True Story: One of our very first jobs was at a local television station, and part of our executive duties (ha ha) was to purge files in a forgotten cabinet. This task had obviously been put off for years; the cabinet was so full of paper it nearly exploded when you opened the drawers.
It was while we were knee-deep in these outdated files that we unexpectedly found the complete script of Casablanca.
Now, this script looked like it had been photocopied a zillion times. But to us, it was like finding a Fabergé egg at a rummage sale.
We were reminded of this when we read Lessons in the Dark by classic movie blogger (and author) John Greco.
Lessons is a guide to some of the notable classic Hollywood films – notable because they are as relevant to our society today as they were when first released. Remarkably, a few of these films have become even more timely over the years.
“Life and art repeat themselves,” says Greco in the introduction. “Classic films help us remember the past, both the good and the bad. Sometimes they even predict the future as it did in Elia Kazan’s A Face in the Crowd (1957) and Sidney Lumet’s Network (1976)…”
By compiling the films he’s chosen in this format, Greco shows us that watching classic film isn’t an archaeological exercise.

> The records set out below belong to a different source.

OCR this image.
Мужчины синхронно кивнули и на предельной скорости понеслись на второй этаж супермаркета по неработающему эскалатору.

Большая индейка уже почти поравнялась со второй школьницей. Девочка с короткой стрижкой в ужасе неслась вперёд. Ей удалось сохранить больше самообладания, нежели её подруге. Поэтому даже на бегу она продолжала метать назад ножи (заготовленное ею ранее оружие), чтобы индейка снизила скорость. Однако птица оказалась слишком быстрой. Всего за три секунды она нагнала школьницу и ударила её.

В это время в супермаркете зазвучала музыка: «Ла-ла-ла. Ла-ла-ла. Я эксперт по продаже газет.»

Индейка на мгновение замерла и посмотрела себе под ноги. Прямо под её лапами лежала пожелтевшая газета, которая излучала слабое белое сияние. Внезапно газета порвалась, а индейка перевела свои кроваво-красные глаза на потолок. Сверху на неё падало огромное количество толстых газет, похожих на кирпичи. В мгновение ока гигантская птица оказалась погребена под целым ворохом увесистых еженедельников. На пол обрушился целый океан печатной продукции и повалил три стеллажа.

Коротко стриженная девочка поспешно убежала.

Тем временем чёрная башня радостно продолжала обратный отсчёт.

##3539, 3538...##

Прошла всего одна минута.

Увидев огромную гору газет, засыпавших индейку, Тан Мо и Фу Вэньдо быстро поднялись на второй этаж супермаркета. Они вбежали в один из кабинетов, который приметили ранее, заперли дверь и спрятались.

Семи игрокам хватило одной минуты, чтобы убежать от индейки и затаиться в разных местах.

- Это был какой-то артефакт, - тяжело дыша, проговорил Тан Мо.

Some of these films tell us more about ourselves today than we may at first realize.
In Lessons, films are divided into categories that reflect many of issues we grapple with today, including social injustice, the effects of war and the influence of the media.
Greco analyzes these films and comes to some surprising conclusions, such as his examination of the 1952 western, High Noon. The movie, says Greco, appeals to people on opposite ends of the political landscape. “High Noon does not fit snugly into any one philosophy,” he writes (p. 72).
Because Greco is also a photographer, he provides interesting observations about cinematography. For example, he talks about director William Wyler’s style in The Best Years of Our Lives (1946). “Wyler’s use of the camera has always been subtle,” he says. “His point of view is always focused on the story. The audience [is] connected by what is unfolding on the screen” (p. 27).
He also analyzes James Wong Howe’s style in Seconds (1966). “[Howe’s] cinematography is remarkable,” he writes, “his use of wide angle lens, fish eye lens and hand held camera shots were innovative, disturbing and today still way ahead of much of what we see on screen” (p. 80).
See? It’s things like this that make a person feel like a real Smarty Pants when reading Lessons.
Of course, any collection of film writing is subjective, a reflection of the author’s opinions. There is no such thing as The Definitive Guide. But Greco’s is worth reading because he’s showing us the relevancy of film as art, which makes it utterly cool.
We wish, in a way, we had found this guide many years ago when we were still novices in exploring classic film. It would have shown us how to think more critically about film, and how to look at scene composition. We feel we would have been much further ahead with this guide.
In fact, if we had found a copy of Lessons in the Dark in that over-stuffed filing cabinet years ago, we would have been just as thrilled as finding the script of Casablanca.
The author sent us an advance reading copy to review.